Happy Friday, everyone! I hope you all had a Merry Christmas! With the New Year right around the corner, lots of people are gearing up for resolutions and goals, many of which involve exercising more, eating better and losing weight. Perhaps some of you got a new activity tracker for Christmas. If you did, or if you already had one, today’s post will tell you how accurate those trackers are and how you can get the most out of yours.
Last week the American Council on Exercise released the results from a study it sponsored that looked at how accurate four different brands of activity trackers are. The brands they studied were the Jawbone Up, the Nike Fuelband, the Fitbit Ultra and the Adidas MiCoach. The study, conducted at the University of Wisconsin, Lacrosse’s Exercise Physiology lab, compared data from each tracker against data gathered from a medical-grade metabolic analyzer and hand-counted steps (considered to be the only truly accurate method of step-counting).
The study’s findings were a bit eye-opening to me. The researchers found that, regardless of brand, the devices did a pretty good job of tracking steps when participants were running, walking or using an elliptical machine. They didn’t fare very well, however, when participants were doing sports-related exercises (ladder drills, shooting free throws, doing lay-ups, etc.)
Disappointingly, another area of significant inaccuracy was in the calorie-estimating department. Depending on the activity, the trackers either over-estimated or under-estimated calorie burn by dozens of calories. They were all fairly close when subjects were walking, over-estimating by only a few calories for 20 minutes of activity, but when the pace quickened to a jog, the trackers over-estimated calories by anywhere from 20 to nearly 50 calories. When participants used the elliptical machine or did agility drills, however, the trackers underestimated calories somewhat. Of the four brands tested, the FitBit Ultra performed the best in terms of accuracy of both steps tracked and calories burned, but only by a small margin.
The take-away here is that you should definitely not use your device to determine how many leftover Christmas cookies you can have. What these trackers are very good for, is motivating people to simply be more active. Earlier studies found that individuals who wear activity trackers are about 30 percent more active than those who don’t, and that’s a huge deal!
What’s great about that is you don’t even have to spend the money on a wearable device if you have a smart phone – you can download an app for a fraction of the cost, or even for free, that will serve the same basic function.
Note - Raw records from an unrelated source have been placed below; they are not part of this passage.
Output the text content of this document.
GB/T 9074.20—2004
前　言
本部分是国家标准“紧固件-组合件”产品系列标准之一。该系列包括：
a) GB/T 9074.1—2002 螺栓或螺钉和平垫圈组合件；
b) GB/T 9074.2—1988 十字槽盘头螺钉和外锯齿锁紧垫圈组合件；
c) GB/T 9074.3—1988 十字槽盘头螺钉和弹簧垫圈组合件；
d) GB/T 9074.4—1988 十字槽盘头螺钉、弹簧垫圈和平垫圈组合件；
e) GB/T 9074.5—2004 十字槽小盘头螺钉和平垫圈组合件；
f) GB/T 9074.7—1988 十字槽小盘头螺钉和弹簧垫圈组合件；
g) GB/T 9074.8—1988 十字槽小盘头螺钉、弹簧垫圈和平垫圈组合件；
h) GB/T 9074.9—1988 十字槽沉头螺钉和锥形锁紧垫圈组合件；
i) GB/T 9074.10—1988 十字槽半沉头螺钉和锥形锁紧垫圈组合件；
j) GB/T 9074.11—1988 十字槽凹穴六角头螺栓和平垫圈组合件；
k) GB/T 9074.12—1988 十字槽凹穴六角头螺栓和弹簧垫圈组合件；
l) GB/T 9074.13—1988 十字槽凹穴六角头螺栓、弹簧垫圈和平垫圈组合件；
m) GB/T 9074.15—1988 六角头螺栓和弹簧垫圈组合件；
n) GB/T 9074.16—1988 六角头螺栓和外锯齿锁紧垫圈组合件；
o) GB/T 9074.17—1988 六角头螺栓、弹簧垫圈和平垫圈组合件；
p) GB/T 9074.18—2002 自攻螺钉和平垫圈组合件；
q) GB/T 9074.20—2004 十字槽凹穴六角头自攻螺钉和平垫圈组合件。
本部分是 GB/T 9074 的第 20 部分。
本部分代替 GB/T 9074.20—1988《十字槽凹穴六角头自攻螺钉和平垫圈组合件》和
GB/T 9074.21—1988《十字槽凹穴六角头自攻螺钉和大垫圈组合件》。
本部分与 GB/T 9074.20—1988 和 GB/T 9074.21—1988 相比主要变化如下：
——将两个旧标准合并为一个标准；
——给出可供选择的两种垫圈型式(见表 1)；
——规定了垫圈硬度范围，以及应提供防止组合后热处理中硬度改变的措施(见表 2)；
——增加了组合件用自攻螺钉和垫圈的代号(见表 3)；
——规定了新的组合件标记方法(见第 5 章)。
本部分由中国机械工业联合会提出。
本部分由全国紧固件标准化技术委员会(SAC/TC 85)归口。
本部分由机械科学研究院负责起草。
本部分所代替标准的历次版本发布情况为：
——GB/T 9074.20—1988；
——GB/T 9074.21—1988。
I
These apps are even less accurate than the wearable devices, but they should be consistent enough from day to day to inspire users to get in more steps and other activity.
If gadgets and gear inspire, you though, and you’re thinking of buying a tracker to help boost your fitness resolve in 2015, I highly encourage it! Just remember that the calorie data you get from it won’t be entirely accurate, so you shouldn’t use it to try to “balance” calories consumed. In fact, I recommend you don’t factor exercise calories into the weight loss equation at all. (I explain why in detail in my weight loss book, due for publication mid-2015.)
I’ll leave you with one last tip: Possibly the best way to use a tracker is as part of a group. I highly recommend that you download and use the app associated with your device and add as many friends to your network as you can. By making your activity results semi-public, you’ll have an added layer of accountability and incentive to keep moving!